I hadn't realized it, but I was as dependent on Bob as Anglophiles are on Alistair Cooke and his Victorian garage-sale set. This Old House filled a void in my life which coincided with the space my house occupied. True, it was hard to keep up, since they kept changing houses on you, but I rested easy, knowing my trilevel Victorian saltbox with rustic timber and Doric columns would one day be a very rich archaeological site.

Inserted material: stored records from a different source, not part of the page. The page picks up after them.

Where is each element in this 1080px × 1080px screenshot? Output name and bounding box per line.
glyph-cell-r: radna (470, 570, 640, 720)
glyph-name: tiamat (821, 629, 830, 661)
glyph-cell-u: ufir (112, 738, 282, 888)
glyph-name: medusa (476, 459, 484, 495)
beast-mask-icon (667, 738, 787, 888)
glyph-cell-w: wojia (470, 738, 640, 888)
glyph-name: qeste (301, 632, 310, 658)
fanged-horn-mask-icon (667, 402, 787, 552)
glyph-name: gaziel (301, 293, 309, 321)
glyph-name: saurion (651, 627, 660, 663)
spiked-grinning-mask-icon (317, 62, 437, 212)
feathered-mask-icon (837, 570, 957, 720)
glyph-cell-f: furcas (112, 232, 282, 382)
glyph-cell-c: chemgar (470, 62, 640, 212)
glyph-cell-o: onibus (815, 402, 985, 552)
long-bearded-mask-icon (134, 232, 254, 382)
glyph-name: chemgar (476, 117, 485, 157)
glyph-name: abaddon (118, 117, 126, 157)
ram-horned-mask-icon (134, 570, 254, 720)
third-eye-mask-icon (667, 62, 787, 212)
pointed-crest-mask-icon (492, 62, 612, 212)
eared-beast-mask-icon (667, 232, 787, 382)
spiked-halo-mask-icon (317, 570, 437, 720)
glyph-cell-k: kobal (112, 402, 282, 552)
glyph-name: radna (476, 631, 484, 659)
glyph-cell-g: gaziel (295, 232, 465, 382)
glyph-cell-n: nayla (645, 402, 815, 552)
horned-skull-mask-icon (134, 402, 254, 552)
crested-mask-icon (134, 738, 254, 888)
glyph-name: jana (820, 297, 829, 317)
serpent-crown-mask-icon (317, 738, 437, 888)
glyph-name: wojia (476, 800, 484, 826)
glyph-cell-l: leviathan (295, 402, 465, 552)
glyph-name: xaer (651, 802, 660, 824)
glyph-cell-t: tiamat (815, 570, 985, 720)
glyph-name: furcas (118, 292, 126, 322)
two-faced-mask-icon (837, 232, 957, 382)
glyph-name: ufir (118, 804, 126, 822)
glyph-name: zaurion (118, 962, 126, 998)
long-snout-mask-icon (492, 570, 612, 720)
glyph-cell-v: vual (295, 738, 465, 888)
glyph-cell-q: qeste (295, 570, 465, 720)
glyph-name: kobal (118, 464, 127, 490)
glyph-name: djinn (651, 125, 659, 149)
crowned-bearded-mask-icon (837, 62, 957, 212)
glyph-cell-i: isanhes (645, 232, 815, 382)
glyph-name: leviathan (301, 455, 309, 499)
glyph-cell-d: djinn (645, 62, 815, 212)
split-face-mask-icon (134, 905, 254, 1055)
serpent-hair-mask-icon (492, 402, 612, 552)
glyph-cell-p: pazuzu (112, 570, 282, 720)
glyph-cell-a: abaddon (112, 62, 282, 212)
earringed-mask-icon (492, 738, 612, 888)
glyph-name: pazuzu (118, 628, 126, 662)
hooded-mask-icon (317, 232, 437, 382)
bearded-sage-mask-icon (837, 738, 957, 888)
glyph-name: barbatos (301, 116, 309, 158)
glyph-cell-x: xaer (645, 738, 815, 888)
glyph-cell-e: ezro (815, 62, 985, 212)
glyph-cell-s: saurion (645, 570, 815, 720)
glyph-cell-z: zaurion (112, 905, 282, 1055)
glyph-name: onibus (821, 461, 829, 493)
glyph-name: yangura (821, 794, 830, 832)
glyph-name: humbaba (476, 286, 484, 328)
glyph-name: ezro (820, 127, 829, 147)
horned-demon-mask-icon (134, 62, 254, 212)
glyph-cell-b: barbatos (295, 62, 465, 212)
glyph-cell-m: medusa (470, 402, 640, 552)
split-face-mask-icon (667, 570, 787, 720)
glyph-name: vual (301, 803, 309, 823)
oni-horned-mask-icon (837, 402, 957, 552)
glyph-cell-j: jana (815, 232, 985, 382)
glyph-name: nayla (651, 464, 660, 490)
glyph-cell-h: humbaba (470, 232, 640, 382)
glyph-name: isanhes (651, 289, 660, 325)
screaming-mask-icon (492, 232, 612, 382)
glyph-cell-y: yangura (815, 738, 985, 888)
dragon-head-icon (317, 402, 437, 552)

Some guys will have a few beers and watch ball game; I would crack a couple High Lifes and watch Bob make dream houses come true. Bob could make a room expansion look so easy it was impossible to resist getting out the hammer and loosening a little plaster on the unsightly wall separating the living room from the bathroom. It was easy to forget the shows weren't done in real time. It seems as if the guys came in, poured the floor, knocked up the walls, and at least got the roof trussed out in twenty-seven minutes, but, looking closely, you noticed that by the time the homeowner's glasses had gotten a little thicker and his hair a little thinner and that his wife, who had been prying out lath with a crowbar, like a good sport, had disappeared altogether.

No one said home improvement would be easy. Certainly not I, standing there ankle deep in plaster, needing another six-pack after the friendly little clarinet theme had played (too soon, too soon!), wondering how grasshoppers (Insects in Love, on most of these PBS stations) could be mating at a time like this. the crew never arrived, Norm was not in the next room rigging up some cabinets, the wife would be home in an hour to a breezier bathroom than she had left, but still, somehow, I knew Bob would make it better next week. When I heard he wasn't coming back, I was so depressed I hung up my stud finder and called in the professionals.

I had lost the will to home-improve.